Some of the police stuff still isn’t sitting fully well with me at this point, especially with our current state of affairs that Ridley usually hits on pretty well, but it works a little better here. Especially with Chubb working as a voice of reason at times. This very much became a super ensemble book as we get cop stuff, Batman stuff, Vol stuff, Jace and Hadiyah finally crossing paths, various moments with the Fox family, the serial killer stuff, and more.
It’s all a bit too much happening in one space where only some of it is given enough space to actually breathe and have an impact. Clearly, there is a ton to get through for Ridley, but some of it might have been best to hold back the next arc or maybe a one-off between arcs issue.
Artistically this series has been a bit of a roller coaster since day one. So far, the constant rotating cast of artists has slowed down as Christian Duce has been here through this arc alongside colorist Rex Lokus. While Duce has a smooth sort of style that works well in many panels, including the action pieces, there are some other areas where it’s not hitting as well. There is a bit of wonkiness when it comes to some of the close-up emotions sorts of panels, such as when Vol is working with a realtor to try and purchase a base for Jace. Her massive smile is almost Joker-like in quality and I swear I thought the next panel would feature her face literally splitting in half like some sort of demonic being.
Lokus continues to do a solid job mixing the brighter and darker tones needed for this type of series, bringing some weight and depth to all the artwork. It’s very superhero in many respects but hits all those moody Batman checkboxes.

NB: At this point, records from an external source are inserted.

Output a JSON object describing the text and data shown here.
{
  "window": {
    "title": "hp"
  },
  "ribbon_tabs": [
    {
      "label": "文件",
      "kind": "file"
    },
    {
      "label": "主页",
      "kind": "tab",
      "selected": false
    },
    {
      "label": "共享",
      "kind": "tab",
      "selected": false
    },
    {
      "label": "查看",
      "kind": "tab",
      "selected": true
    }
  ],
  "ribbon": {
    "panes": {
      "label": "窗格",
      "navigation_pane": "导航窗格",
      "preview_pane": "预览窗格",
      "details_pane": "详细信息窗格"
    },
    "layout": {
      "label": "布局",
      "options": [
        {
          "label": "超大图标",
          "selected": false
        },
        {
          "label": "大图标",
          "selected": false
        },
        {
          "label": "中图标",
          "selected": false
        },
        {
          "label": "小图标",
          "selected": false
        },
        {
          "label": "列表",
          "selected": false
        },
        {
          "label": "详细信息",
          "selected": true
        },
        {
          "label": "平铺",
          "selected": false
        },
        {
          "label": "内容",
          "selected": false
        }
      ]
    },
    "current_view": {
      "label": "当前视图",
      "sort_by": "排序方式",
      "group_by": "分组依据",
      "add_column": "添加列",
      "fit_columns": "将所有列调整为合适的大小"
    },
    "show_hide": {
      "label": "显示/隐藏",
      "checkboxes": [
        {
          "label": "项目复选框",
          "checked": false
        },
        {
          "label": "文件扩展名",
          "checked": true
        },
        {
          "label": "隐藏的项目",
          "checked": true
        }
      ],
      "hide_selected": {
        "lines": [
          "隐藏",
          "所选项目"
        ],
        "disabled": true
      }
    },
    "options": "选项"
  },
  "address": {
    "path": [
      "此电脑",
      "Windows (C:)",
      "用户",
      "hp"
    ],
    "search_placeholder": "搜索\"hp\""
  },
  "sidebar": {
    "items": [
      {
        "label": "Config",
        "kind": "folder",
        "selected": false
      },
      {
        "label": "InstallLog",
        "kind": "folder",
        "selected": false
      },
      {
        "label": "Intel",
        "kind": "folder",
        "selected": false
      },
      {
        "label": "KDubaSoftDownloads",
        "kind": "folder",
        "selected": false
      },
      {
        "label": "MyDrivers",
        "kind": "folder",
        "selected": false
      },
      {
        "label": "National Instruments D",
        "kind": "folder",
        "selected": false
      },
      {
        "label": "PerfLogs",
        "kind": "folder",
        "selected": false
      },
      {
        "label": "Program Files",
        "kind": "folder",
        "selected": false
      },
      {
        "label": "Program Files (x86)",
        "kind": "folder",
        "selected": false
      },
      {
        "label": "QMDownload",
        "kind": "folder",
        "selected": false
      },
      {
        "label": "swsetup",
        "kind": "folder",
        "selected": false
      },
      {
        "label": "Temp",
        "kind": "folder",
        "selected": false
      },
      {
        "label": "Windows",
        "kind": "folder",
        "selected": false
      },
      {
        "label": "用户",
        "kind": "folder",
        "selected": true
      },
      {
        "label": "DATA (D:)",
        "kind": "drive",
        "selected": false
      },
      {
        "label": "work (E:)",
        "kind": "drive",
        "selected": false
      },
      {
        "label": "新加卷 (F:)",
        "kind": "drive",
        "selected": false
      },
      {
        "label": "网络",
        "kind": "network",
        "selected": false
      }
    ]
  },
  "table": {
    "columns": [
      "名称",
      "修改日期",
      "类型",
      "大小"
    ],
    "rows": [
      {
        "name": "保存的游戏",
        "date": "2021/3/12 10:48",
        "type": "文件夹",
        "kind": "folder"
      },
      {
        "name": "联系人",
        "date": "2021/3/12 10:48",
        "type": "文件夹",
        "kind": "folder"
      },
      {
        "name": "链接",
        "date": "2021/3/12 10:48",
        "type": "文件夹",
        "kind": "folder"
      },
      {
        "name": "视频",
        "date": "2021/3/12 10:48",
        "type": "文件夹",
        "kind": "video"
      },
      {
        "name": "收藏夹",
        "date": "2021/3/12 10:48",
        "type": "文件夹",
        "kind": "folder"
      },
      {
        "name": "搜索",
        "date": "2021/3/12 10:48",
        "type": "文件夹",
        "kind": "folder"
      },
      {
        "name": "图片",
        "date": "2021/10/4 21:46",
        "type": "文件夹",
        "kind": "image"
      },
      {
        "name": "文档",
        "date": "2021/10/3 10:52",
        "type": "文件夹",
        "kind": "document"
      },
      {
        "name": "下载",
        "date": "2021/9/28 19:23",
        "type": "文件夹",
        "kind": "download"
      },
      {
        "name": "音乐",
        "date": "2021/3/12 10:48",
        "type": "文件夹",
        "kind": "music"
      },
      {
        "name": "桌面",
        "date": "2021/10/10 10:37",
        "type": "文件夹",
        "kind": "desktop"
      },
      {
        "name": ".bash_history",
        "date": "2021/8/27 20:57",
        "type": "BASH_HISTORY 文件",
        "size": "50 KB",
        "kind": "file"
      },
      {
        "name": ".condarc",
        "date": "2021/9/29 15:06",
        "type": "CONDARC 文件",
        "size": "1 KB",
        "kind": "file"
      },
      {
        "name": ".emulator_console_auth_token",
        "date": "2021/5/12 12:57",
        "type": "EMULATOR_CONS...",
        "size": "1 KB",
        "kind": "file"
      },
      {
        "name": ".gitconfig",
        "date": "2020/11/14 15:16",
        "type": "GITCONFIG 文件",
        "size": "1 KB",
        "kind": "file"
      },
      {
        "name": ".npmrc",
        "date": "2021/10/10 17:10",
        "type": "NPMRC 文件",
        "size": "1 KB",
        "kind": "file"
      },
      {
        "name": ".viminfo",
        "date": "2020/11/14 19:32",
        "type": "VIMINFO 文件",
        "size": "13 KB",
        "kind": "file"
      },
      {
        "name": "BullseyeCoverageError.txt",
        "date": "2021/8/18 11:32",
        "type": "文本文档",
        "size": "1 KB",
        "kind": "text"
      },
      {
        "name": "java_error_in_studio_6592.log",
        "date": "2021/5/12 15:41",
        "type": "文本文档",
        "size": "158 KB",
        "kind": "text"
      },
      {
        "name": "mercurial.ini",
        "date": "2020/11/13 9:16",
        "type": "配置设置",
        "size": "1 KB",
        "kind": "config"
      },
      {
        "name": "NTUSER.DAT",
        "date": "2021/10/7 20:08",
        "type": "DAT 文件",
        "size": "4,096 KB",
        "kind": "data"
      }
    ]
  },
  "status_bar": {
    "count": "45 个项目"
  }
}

Troy Peteri has been doing very solid lettering work across so many books lately, and it continues here. Lots of little elements and changes are used to give different characters’ dialogue their distinct personality or emotion while making sure that tone/volume is easy to read through these words. Making those solid distinctions in the tone/volume of any given dialogue is a very important thing to be doing with these works as it helps the reader know how they should be reading the words. That might seem small but it’s an overall big thing.
DC Comics’ I Am Batman #9 is now available.